Uma das estudantes sob a responsabilidade de Azeredo não conseguia esconder a felicidade durante a visita. Vitória Resende, também de 17 anos, é apaixonada por desenho e passou o dia acompanhando as palestras sobre os cursos da Escola de Belas Artes no Auditório G-122, no CT. “Queria fazer Artes Visuais na UERJ, mas agora quero fazer aqui”, avaliou ao final do dia, decidida em se tornar estudante da UFRJ. O motivo dessa mudança foi o deslumbramento com a arquitetura do JMM. Depois das palestras, Vitória foi correndo conhecer o prédio e quase perdeu a hora do reencontro para pegar o ônibus. “Nossa! O prédio é lindo! As esculturas, as pinturas e os desenhos dos alunos nas paredes. Tudo é incrível”, exaltou.
INTERAÇÃO
As palestras ministradas pelos docentes atiçaram a curiosidade dos estudantes, que aproveitaram para tirar dúvidas sobre os cursos. O professor Thiago Gonçalves, diretor do Observatório do Valongo, celebrou o entusiasmo dos alunos após responder a uma série de perguntas dos jovens sobre a Astronomia após sua apresentação no Salão Nobre da Decania do CCMN. “Para a Astronomia, é um momento importante para desmistificar o trabalho que a gente faz, que às vezes parece muito distante. Por isso, é fundamental, seja para eles optarem pela carreira acadêmica na área, seja para entenderem a importância do investimento na Astronomia na universidade”, explicou.
O professor Antonio Santoro, da Faculdade Nacional de Direito, participou pela primeira vez do “Conhecendo a UFRJ”. O docente também reuniu muitos interessados na carreira jurídica no Auditório Horta Barbosa e esclareceu diversas dúvidas. “Fiquei muito impressionado com a quantidade de estudantes e o interesse deles.

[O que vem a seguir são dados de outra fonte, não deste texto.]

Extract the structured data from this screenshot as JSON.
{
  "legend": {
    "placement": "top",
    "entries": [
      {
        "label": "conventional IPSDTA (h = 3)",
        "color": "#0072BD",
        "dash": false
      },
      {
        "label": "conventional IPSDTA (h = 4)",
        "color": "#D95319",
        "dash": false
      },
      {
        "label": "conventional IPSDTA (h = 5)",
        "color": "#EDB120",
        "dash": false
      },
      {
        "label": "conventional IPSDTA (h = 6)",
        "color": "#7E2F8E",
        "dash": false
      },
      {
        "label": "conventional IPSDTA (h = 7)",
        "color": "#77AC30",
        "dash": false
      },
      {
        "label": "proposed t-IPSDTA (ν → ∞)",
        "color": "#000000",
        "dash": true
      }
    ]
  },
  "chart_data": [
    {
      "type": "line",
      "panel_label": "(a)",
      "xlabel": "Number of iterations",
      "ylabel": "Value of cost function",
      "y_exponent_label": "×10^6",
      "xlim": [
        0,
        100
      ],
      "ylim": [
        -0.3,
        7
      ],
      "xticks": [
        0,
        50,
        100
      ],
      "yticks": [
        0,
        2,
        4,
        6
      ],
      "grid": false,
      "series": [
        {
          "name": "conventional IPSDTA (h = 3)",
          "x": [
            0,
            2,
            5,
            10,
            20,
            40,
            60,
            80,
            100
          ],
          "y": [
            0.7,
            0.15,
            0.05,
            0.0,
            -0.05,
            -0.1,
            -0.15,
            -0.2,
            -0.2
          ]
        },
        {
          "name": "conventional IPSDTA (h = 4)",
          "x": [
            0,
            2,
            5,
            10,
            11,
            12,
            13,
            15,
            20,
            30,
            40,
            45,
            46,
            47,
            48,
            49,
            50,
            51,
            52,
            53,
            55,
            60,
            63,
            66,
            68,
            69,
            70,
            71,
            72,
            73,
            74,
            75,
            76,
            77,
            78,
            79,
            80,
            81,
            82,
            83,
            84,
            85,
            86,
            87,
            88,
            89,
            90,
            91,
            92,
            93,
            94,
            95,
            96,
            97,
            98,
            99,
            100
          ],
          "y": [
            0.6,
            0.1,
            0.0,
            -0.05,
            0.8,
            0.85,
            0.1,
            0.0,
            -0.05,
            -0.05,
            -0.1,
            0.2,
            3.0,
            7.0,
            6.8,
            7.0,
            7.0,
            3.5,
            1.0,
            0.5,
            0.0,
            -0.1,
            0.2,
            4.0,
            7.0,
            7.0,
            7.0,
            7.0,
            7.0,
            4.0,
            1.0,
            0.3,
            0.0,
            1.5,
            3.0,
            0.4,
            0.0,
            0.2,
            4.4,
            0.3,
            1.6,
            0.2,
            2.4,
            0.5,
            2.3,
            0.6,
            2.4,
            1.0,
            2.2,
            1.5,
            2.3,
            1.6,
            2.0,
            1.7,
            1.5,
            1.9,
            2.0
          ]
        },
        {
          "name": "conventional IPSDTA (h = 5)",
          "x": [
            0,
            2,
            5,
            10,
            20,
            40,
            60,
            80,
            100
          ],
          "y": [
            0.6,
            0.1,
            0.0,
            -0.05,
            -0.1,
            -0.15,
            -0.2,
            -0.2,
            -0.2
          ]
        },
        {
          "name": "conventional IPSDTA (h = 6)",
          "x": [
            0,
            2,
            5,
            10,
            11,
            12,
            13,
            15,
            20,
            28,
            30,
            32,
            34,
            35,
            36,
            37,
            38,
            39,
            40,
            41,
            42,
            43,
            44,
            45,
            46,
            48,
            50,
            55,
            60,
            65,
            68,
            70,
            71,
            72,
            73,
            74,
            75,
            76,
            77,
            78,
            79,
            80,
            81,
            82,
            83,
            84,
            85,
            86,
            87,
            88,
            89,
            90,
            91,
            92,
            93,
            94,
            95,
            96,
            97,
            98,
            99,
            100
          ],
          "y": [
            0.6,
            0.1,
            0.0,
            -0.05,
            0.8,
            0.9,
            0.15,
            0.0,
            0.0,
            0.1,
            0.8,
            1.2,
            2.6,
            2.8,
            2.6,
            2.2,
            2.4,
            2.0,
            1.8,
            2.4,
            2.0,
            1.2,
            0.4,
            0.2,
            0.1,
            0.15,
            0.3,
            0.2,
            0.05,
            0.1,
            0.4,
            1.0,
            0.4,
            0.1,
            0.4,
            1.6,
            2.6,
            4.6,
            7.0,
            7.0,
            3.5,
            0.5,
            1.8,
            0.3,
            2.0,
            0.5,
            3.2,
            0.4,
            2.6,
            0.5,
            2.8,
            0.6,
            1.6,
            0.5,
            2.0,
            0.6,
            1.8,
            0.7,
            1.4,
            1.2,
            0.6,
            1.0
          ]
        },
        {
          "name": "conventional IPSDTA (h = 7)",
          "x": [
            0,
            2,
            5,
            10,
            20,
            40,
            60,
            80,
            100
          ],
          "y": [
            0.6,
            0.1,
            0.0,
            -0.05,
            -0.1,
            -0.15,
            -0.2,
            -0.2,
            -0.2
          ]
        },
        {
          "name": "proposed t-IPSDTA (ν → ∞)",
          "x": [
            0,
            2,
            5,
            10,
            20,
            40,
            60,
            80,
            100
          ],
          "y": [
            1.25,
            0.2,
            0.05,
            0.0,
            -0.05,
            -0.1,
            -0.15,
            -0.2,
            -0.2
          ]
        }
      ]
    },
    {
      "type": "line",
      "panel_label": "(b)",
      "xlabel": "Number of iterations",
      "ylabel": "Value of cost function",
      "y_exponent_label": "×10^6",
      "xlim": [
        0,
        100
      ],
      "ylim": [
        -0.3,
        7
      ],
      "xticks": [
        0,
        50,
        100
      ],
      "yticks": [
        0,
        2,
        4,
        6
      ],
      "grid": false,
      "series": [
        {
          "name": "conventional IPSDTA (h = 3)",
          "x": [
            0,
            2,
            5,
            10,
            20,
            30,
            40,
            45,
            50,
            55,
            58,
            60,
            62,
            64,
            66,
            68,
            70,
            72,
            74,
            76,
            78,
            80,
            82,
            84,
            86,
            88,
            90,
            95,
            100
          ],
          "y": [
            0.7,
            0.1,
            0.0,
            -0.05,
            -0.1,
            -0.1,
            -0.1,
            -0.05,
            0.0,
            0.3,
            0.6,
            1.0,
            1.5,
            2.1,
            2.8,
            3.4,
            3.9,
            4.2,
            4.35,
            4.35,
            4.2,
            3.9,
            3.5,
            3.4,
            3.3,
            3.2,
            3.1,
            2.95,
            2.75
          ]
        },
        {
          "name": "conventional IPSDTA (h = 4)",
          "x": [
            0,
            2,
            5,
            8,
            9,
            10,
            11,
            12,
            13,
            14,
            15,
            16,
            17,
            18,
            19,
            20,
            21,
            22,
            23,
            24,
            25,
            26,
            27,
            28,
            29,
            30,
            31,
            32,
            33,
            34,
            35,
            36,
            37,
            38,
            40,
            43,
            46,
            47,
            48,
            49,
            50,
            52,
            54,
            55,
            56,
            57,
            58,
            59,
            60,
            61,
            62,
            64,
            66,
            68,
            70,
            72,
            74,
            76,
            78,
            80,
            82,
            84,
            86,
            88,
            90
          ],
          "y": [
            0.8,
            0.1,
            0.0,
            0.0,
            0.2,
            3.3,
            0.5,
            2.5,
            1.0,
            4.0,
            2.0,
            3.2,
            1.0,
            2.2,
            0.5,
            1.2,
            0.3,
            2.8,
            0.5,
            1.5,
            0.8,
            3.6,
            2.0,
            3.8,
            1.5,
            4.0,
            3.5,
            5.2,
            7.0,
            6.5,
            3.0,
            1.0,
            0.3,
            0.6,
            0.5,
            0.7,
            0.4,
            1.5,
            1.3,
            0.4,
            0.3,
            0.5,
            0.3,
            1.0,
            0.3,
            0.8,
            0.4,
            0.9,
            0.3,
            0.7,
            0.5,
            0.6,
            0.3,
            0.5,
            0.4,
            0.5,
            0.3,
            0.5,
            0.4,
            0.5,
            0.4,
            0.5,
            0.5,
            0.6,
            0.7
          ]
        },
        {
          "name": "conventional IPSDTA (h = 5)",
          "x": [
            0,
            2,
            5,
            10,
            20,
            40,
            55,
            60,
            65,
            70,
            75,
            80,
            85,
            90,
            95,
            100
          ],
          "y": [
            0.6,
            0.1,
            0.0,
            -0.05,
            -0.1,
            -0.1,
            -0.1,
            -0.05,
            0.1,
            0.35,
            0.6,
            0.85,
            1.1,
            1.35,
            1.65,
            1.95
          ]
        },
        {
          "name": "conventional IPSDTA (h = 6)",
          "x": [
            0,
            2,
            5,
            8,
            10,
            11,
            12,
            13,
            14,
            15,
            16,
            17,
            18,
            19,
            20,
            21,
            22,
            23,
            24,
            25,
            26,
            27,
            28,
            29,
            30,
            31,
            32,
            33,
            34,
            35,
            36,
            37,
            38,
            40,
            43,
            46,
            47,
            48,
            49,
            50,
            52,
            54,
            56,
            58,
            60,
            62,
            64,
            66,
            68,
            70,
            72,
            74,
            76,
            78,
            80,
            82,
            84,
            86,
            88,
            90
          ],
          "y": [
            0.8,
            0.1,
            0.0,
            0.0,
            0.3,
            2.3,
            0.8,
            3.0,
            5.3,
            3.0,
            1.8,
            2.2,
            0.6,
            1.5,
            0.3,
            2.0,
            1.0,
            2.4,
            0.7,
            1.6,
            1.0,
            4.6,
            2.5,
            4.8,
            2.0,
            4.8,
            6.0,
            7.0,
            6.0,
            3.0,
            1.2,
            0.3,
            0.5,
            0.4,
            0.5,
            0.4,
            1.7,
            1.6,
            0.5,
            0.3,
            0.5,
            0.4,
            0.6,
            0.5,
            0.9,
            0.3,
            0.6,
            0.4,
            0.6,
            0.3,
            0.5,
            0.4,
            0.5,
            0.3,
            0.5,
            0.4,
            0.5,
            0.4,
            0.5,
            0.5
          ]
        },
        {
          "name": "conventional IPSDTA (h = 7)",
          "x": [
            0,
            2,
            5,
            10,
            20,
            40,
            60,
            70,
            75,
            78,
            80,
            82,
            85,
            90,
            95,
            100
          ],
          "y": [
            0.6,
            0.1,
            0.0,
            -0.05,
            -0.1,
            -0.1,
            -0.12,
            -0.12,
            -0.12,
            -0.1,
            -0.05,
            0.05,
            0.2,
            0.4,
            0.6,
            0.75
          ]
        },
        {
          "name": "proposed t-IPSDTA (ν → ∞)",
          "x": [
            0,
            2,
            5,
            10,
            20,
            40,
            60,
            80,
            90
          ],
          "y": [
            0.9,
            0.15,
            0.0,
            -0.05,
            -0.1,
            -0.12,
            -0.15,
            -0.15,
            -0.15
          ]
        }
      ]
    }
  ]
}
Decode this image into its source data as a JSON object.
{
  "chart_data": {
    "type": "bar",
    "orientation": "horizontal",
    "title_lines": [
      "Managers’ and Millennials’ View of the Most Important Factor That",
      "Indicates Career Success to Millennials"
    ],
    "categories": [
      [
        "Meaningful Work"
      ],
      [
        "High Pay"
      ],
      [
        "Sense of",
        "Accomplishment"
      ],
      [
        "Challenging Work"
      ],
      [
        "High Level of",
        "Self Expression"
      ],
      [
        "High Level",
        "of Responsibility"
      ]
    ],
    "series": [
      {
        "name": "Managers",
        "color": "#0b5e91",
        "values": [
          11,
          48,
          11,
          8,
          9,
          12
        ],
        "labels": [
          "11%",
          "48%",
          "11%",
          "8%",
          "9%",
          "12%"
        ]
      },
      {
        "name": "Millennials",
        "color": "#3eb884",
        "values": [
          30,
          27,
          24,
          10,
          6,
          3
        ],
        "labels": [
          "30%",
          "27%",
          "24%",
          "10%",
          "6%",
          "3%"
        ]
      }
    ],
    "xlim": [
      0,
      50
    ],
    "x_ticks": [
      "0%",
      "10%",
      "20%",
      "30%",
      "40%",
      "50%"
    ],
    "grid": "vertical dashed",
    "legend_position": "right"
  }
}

Foi uma experiência nova para mim. Estamos mais acostumados a falar para o público do Direito, mas é preciso também desenvolver essa capacidade de falar de maneira simples”.
No CCS, a professora Ana Carolina Sodero, da Faculdade de Farmácia, se surpreendeu com a interação com os alunos no Quinhentão. “Eles estavam muito interessados. Achei ótimo, nem estava esperando tantas perguntas”, brincou a docente. Sodero fez uma avaliação positiva do evento. “É difícil para um adolescente conseguir projetar o próprio futuro profissional e a gente consegue dar uma perspectiva do que é o curso, quais as áreas de atuação”.